Well that didn’t last long. Something eventually clicked and I asked myself what the heck I was doing. Why was I putting myself through workouts I hated? What did I love doing? So I started running again and discovered I was kind of good at it. Sure, I had some bumps along the way – minor injuries, small periods of down time/loss of motivation, doubt in my direction and abilities, etc. But I finally enjoyed something and found purpose in my workouts. I train to get better, faster, and more confident. I want to get to Boston and I will bust my ass until it happens. I train hard. I run. I cross train when I feel like it. I take rest days. I eat whatever I want (within reason…usually). I’m happy.
My goals are now related to ability and performance versus aesthetics. I want to remember all the times I crossed finish lines, not the times I fit into size 00 jeans. I want to remember being paced by friends during a marathon, not doing everything in my power to try and be skinnier than all my friends. I want to remember how hard I worked to get to Boston, not how hard I worked to deplete myself. And I want to remember eating delicious meals, not forcing tasteless and calorie-less food down my throat just to have abs. I may not be the skinniest or the most shredded anymore, but I am sure as hell that I am happier than ever before.
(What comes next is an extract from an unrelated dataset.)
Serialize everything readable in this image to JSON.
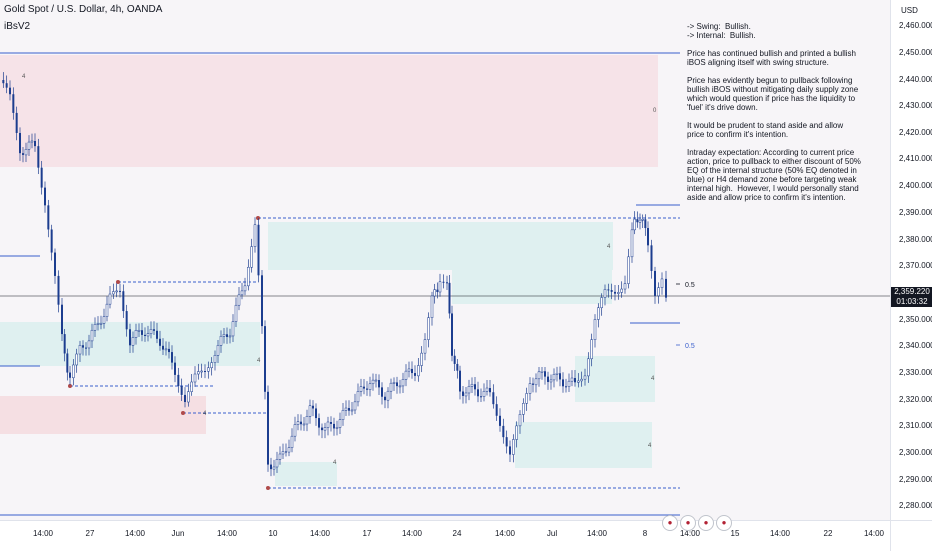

And I’m not hating on people who find joy in doing the things I don’t like doing or eating things I don’t like eating. Everyone has their passions and works towards goals that are important to them. I respect and admire those who have discipline in areas that I do not. I’m just saying that for me, my reasons for exercising no longer have to do with what it makes me look like. That has taken a backseat and I have chosen to focus my energy on the way exercising makes me feel and how every run, every workout takes me one step closer to my goal.
Not THAT was a wordy post. Like always, thanks for reading my rambles. I think it’s important to share stuff like this sometimes. Maybe I’m wrong. Who knows!! Either way, have a great Monday!!!